State House and Senate negotiators moved a host of tax and revenue-generating options, hopeful that they have done enough to close a projected $1.3 billion budget deficit over the next two years.
The most significant tool is a bill that would temporarily suspend general excise tax exemptions on nearly two dozen business activities – including tax breaks for contractors, airlines and businesses that sublease — which would bring in about $200 million a year.
The second largest step is a bill that would repeal a state income tax deduction on higher-income taxpayers, cap itemized deductions on higher-income taxpayers, and delay an increase in the standard deduction and personal exemption. The bill would generate $51.8 million a year.
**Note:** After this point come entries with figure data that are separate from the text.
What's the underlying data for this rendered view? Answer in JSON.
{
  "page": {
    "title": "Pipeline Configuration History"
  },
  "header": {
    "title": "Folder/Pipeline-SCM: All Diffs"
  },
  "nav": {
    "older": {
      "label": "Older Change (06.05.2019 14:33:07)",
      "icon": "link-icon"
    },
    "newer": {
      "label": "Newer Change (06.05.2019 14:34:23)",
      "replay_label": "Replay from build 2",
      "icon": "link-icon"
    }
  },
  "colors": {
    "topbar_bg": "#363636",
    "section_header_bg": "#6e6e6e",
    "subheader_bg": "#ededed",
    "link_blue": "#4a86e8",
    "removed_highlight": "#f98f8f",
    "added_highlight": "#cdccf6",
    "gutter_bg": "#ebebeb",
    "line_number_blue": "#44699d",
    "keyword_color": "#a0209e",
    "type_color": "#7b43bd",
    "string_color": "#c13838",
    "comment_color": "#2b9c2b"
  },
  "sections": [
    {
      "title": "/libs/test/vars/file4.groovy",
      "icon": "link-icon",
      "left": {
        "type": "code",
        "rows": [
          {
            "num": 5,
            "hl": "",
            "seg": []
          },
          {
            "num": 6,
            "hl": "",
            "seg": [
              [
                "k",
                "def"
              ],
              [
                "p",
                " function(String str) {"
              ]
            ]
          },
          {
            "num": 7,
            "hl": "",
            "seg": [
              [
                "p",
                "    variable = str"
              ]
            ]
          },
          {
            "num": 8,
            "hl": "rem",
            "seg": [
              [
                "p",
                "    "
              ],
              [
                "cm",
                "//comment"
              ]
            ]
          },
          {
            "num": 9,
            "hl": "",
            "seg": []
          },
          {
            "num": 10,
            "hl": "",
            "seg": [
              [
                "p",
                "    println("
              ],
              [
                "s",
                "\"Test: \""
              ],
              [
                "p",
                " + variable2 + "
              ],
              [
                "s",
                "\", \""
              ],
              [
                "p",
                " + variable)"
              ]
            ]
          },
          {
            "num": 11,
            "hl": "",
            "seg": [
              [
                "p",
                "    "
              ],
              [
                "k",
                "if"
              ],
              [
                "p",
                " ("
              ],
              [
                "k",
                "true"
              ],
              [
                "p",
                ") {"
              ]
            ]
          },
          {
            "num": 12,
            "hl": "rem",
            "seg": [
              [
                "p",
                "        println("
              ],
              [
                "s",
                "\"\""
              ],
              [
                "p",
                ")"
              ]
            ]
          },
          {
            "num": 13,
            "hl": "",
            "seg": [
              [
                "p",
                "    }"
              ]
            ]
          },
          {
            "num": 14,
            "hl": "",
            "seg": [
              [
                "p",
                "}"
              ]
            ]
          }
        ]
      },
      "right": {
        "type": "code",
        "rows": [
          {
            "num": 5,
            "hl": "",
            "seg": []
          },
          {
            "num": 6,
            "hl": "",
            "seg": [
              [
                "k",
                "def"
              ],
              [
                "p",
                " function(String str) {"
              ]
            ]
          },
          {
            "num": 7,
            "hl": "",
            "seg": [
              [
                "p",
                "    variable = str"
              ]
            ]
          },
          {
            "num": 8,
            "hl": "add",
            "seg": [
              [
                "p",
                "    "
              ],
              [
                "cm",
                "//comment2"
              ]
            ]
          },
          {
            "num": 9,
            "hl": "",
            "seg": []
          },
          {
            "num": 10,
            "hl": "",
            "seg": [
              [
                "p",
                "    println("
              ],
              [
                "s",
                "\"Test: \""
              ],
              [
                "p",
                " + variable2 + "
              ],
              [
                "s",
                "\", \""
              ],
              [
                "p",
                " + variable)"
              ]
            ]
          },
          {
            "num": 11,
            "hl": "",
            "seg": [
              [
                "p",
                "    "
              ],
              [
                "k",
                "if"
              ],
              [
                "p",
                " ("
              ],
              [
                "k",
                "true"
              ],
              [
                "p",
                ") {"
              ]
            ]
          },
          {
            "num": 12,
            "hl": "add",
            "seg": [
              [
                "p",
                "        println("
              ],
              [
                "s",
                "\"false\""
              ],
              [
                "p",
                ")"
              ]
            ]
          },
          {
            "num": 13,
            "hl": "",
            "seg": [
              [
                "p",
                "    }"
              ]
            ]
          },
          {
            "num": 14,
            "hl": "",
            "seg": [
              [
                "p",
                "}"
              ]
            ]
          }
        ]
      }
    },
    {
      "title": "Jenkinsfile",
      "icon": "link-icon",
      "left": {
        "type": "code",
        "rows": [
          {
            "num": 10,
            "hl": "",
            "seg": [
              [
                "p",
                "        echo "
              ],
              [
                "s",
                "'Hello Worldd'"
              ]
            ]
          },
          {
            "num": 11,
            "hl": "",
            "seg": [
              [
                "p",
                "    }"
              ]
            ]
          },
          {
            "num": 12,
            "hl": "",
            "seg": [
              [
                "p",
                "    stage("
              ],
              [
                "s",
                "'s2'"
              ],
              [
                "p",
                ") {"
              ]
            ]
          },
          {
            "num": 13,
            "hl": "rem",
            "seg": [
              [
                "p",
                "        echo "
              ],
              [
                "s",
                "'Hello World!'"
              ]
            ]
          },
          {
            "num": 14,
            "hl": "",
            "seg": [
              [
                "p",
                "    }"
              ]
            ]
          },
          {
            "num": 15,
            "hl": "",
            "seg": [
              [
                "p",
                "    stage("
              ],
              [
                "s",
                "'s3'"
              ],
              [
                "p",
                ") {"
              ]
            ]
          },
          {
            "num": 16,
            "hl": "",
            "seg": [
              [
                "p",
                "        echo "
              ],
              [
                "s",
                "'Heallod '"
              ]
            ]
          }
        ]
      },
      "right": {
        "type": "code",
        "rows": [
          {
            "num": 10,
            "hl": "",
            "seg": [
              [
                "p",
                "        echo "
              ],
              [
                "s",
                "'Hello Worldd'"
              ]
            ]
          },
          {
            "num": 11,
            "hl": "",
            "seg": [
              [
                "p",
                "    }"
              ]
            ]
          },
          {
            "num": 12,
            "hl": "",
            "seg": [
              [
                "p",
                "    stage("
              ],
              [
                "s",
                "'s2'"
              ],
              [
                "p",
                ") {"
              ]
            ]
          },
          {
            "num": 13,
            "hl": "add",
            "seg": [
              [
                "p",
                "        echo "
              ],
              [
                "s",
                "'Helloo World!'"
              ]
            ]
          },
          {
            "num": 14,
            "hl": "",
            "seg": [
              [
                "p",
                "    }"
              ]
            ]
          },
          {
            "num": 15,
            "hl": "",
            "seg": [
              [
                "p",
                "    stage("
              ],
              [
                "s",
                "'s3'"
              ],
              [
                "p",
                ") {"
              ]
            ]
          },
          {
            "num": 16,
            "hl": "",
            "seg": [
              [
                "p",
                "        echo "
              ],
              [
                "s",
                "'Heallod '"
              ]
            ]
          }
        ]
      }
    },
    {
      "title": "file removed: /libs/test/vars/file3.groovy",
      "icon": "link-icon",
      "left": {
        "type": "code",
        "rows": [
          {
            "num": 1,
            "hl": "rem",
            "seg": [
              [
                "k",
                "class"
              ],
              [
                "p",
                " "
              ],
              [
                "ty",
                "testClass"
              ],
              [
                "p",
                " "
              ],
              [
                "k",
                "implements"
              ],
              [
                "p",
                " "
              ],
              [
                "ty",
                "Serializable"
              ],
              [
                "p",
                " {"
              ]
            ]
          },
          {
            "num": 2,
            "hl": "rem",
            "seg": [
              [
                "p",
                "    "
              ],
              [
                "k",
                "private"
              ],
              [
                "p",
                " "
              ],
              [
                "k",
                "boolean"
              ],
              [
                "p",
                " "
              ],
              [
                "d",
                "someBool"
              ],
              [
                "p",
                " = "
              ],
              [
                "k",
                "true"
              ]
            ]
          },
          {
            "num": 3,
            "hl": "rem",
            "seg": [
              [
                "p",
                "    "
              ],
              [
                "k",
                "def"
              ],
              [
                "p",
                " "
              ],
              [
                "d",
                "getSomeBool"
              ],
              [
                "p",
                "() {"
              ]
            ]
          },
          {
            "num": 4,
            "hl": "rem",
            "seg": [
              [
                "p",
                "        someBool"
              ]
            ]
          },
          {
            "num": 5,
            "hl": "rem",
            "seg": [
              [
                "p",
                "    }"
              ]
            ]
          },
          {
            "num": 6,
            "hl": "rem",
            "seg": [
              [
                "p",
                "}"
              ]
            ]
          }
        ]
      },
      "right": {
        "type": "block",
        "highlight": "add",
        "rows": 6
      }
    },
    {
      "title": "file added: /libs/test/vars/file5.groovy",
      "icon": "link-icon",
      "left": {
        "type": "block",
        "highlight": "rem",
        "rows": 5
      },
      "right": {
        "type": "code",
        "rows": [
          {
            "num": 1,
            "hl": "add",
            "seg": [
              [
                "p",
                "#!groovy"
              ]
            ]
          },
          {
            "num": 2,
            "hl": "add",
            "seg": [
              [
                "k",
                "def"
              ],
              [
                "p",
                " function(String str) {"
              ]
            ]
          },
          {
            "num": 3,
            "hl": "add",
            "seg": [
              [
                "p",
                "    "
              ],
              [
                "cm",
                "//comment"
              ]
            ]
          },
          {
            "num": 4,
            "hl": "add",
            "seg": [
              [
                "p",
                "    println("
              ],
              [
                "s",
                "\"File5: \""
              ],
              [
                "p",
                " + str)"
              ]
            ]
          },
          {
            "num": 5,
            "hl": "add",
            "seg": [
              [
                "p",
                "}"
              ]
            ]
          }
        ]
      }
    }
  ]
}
Lawmakers agreed Friday night to cap hotel-room tax revenue that goes to the counties and the Hawaii Tourism Authority, which would bring the state more than $30 million a year.
Negotiators signed off on a bill that would adjust rental car surcharges meant to help finance highways and new rental car facilities at airports and divert some of the money into the state’s general fund for one year. The bill would capture about $60 million in fiscal year 2012.
But House and Senate negotiators, working to make a midnight procedural deadline to have bills ready for final votes before the session adjourns on Thursday, got entangled over a pension tax.
State Sen. David Ige (D, Aiea-Pearl City), backed by Senate leaders, drew the line at even a small tax on pension income. State Rep. Marcus Oshiro, (D, Wahiawa), supported by House leaders, refused to drop a pension tax from the bill that contained several other of the tax options.